CDP Pushes Companies to Walk the Emission Reduction Talk
The Carbon Disclosure Project has for years asked the world's largest companies to discuss the risks and opportunities they face from climate change on behalf of institutional investors.
The nonprofit took its mission a step further this week with a new effort that asks companies to go beyond mere climate change disclosure. As the name suggests, the CDP Carbon Action initiative aims to nudge companies toward making annual emissions reductions and publicly disclosing how they did it.
"An economic revolution is needed to decouple financial growth from growth in emissions," CDP Executive Chairman Paul Dickinson said in a statement. "Rising oil prices, energy supply risks and brand reputation issues are all making the reduction of carbon a strategic imperative. Carbon Action is about accelerating companies' mitigation efforts in order to reduce the major long-term threat to the global economy which climate change represents."

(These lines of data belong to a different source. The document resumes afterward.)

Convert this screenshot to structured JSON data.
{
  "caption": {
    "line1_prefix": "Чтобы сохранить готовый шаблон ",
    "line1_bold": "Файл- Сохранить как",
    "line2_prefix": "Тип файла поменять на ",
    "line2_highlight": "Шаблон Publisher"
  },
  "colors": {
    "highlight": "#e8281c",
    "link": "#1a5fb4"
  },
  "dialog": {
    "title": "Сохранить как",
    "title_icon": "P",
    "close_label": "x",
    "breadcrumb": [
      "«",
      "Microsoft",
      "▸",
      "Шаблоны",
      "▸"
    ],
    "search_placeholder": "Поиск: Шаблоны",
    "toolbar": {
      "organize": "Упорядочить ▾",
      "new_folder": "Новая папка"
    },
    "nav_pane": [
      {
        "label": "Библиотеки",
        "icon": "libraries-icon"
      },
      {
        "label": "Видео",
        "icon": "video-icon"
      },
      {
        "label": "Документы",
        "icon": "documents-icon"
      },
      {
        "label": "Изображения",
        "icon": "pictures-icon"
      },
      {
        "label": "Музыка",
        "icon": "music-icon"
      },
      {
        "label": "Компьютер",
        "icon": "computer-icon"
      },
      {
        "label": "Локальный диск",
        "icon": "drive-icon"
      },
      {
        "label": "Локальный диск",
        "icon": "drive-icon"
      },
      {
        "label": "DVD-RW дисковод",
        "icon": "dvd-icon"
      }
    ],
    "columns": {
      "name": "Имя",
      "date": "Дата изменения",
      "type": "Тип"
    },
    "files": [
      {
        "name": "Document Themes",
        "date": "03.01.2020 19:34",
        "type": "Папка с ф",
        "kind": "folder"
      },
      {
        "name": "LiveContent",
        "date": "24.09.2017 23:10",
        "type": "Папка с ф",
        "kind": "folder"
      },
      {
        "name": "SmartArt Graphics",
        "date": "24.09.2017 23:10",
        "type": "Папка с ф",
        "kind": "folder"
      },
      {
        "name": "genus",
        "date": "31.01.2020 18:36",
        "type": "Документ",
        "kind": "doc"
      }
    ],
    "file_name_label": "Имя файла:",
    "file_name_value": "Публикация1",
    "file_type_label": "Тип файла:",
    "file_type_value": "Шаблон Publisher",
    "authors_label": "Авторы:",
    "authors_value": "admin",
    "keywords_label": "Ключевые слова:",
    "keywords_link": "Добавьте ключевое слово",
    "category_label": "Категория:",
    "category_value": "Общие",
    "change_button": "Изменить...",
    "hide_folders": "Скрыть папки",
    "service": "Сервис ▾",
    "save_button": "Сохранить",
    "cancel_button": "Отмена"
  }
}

The first Carbon Action request letters are being sent this month to companies listed in the FTSE Global Equity Index Series (the Global 500). The deadline to respond through the existing 2011 CDP information system is May 31. The letters are being sent on behalf of 35 institutional investors with assets totaling $7.6 trillion.
Companies will be asked to reduce their emissions every year, identify and execute emissions reduction projects with good return on investments, and set public emissions reduction goals if they haven't already done so.
The results will be analyzed and released to investors later this year.
Among the investors signing on to the initiative are the Scottish Widows Investment Partnership (SWIP) and Aviva Investors. In separate case studies, the institional investors detailed the business case for carbon action and why it matters in terms of investment decisions.
"We want to open up a conversation with companies about how they manage energy and other sources of carbon," said SWIP Head of Sustainability Craig Mckenzie, "and to see if they can significantly reduce their costs."